Sadroshai temples are square, with the corners oriented at the four major compass points, and an entrance on each side; the Great Temples of Paalshera and Paaltulra are the largest and most elaborately decorated, and serve as the respective starting and end points for a pilgrimage rite whereby believers walk the path taken by the prophet. Each temple corner is a miniature shrine to one of the gods, separated by a curtain, and each entrance is for a different purpose:
- Southwest door is the “gathering way” – regular believers enter and exit for worship.
- West corner is the shrine to Shava – separated by a light-blue curtain, with a bowl containing a feather.
- Northwest door is the “learning way” – adolescents and non-initiated adults enter to first learn of the Sadroshai faith; prospective beshoke (recognized teachers) also enter through here at the start of their confirmation rite.
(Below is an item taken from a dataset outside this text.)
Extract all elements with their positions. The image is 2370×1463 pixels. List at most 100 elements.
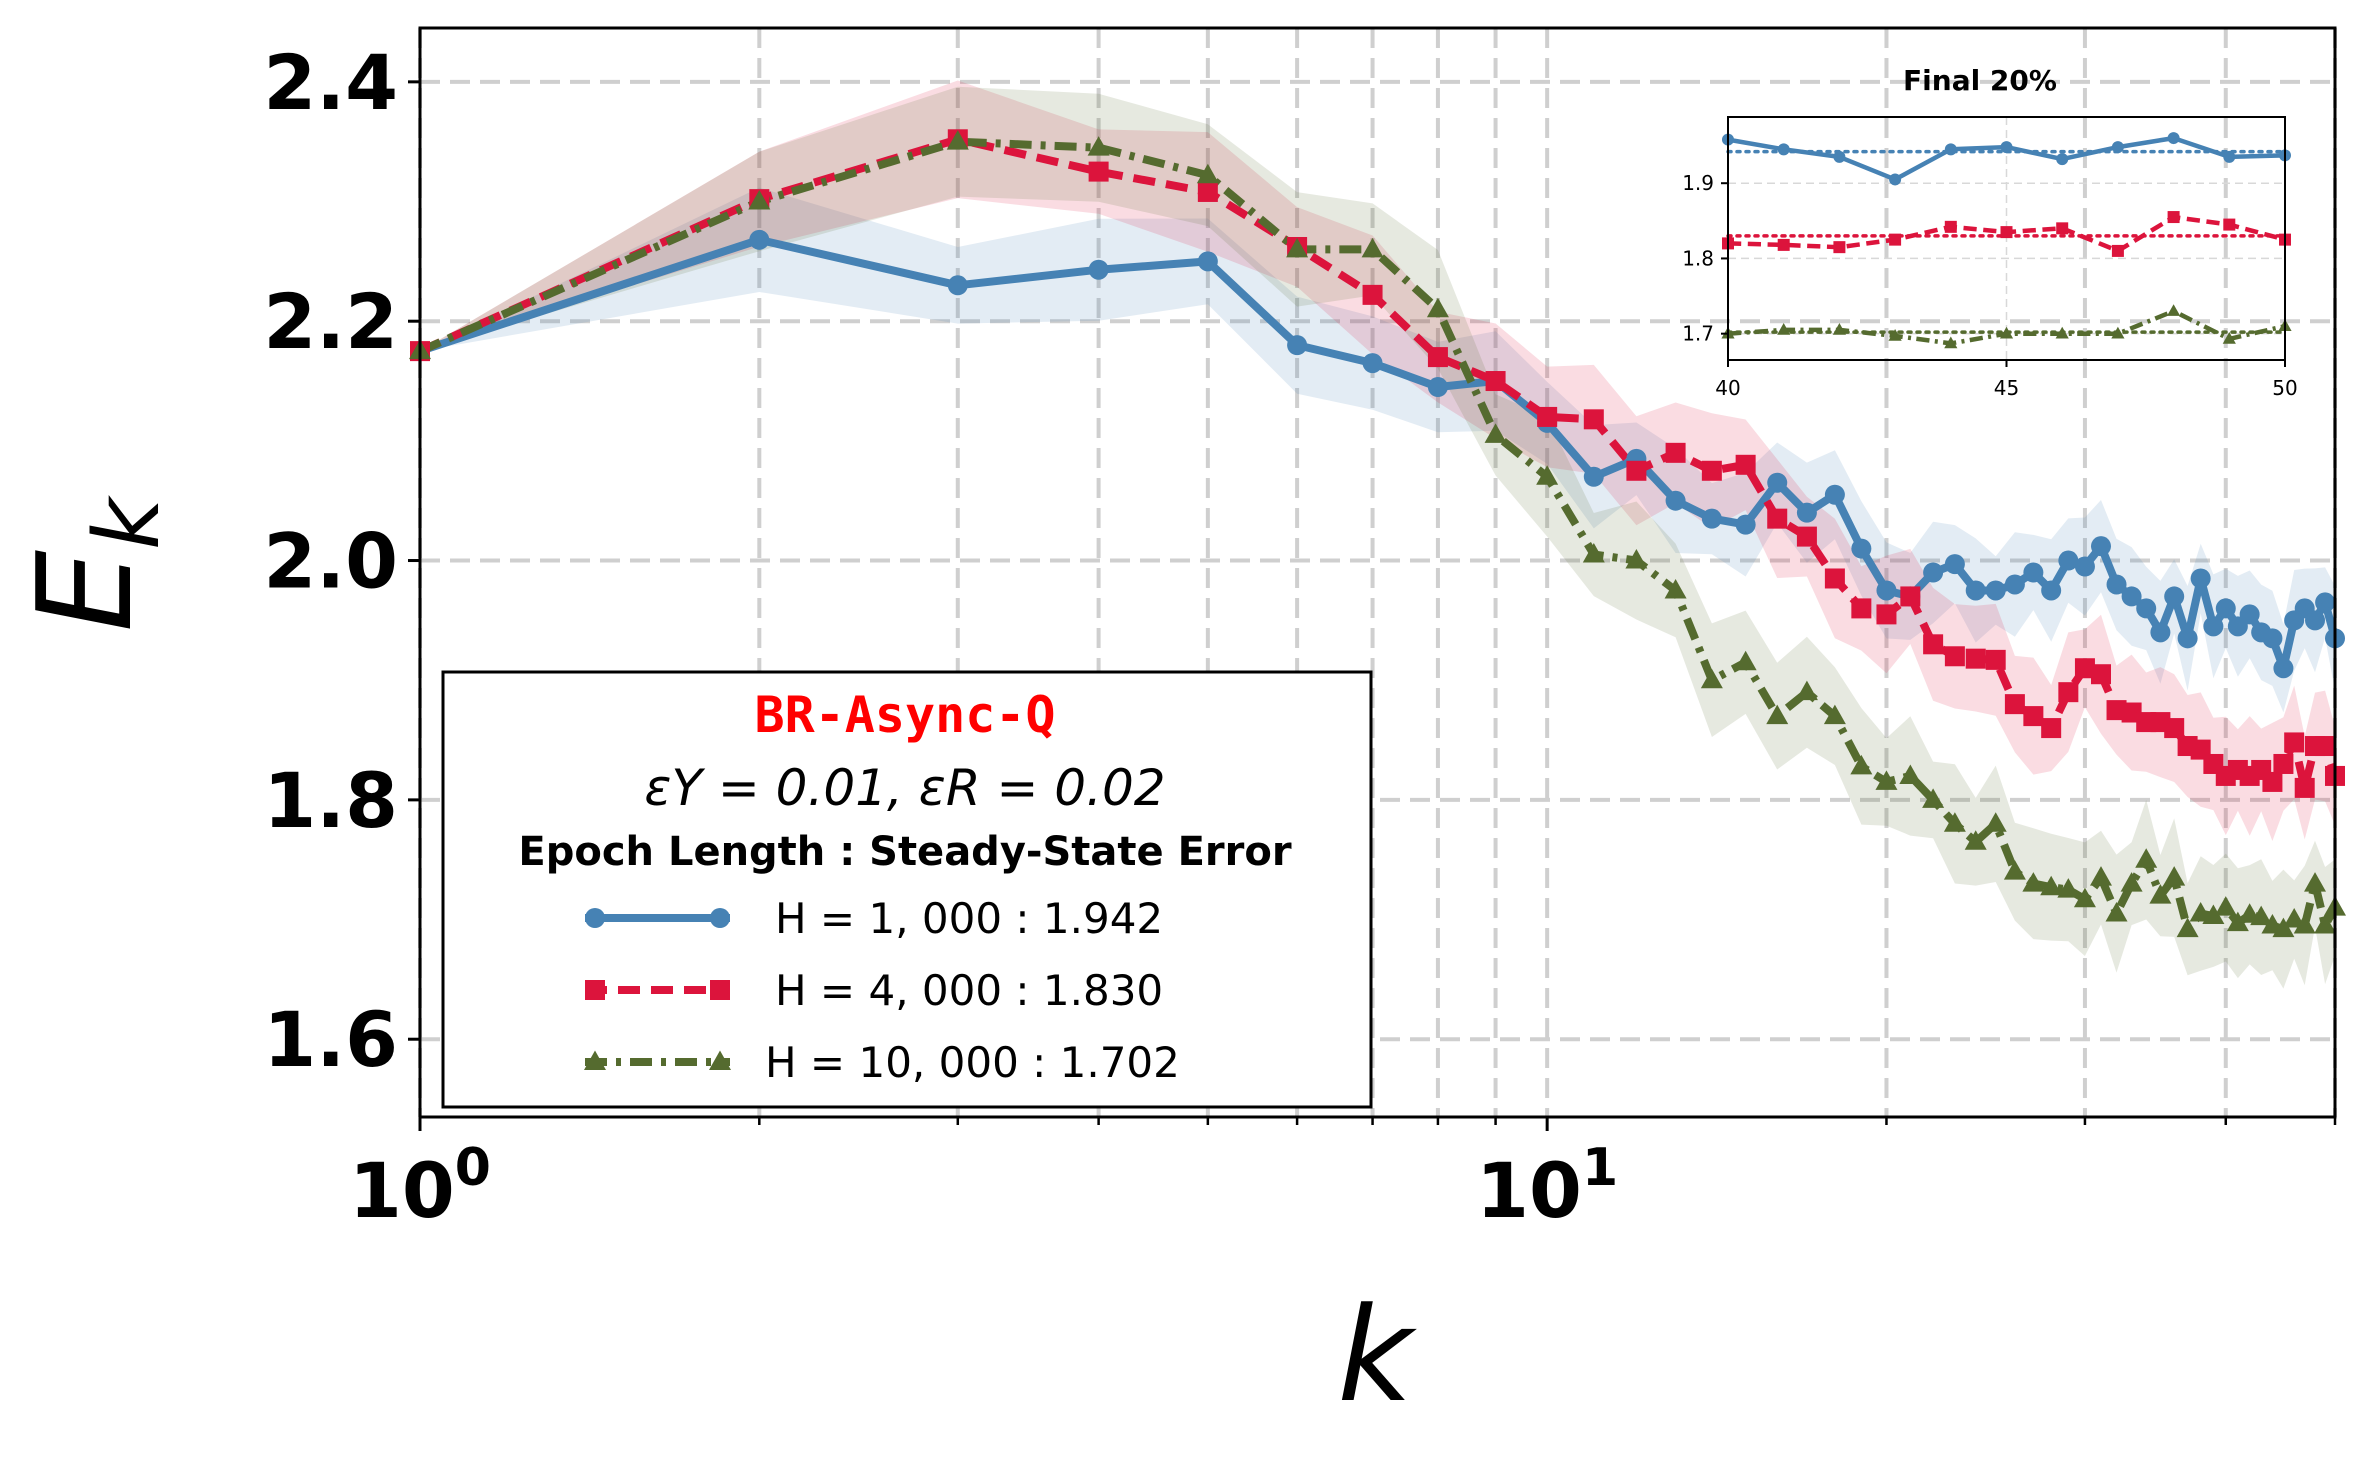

- North corner is the shrine to Belje – separated by an orange curtain with a bowl containing a large burning candle.
- Northeast door is the “penitent way” – transgressors must leave the temple from here after being disciplined, and may only re-enter through here once they have repented and made amends.
- East corner is the shrine to Isri – separated by a dark gray curtain with a bowl containing stones.
- Southeast door is the “teaching way” – reserved for beshoke who lead temple services; in the rite of confirming a new beshoke, the candidate enters through the northwest “learning way” and exits through the teaching way.
- South corner is the shrine to Moluu – separated by a light-green curtain with a bowl containing water.
As the Aplai began to colonize their Great Sea and vast oceans on floating cities, many settlers did not feel that the existing religious and philosophical systems met their needs or answered their questions. From this spiritual hunger grew a revived devotion to the Kiitra sea goddess Murai, who was now seen as the “Mother of All Life,” and from local gatherings of Murai devotees emerged a widespread movement. This new religion, while initially viewed with suspicion and hostility by some, grew rapidly and soon became an accepted part of life in these new aquatic settlements.
Murai devotees are organized in local congregations, led by lay elders. Members are often identified by their wearing the siledraavshna – a pendant resembling the dolphinlike sileduur, revered as living symbols of Murai. Their ethic upholds compassion and respect for diversity, rooted in the understanding that all life has a common origin in the seas. Many devotees of Murai, mindful of their history as a persecuted minority, are active in defending equality and freedom for others, including the Terai newcomers to their solar system.
While religious fundamentalists remained behind on their homeworld, convinced the asteroid collisions were some long-awaited apocalypse, those Terai who left to settle in the Alplai solar system represented many traditions and philosophies. Some would face a spiritual crisis in their new home, even embracing Alplai religions. Whether they would develop new systems of religious belief, ritual, and community – either alone or in consort with their Alplai neighbors – would take the passing of years, if not generations.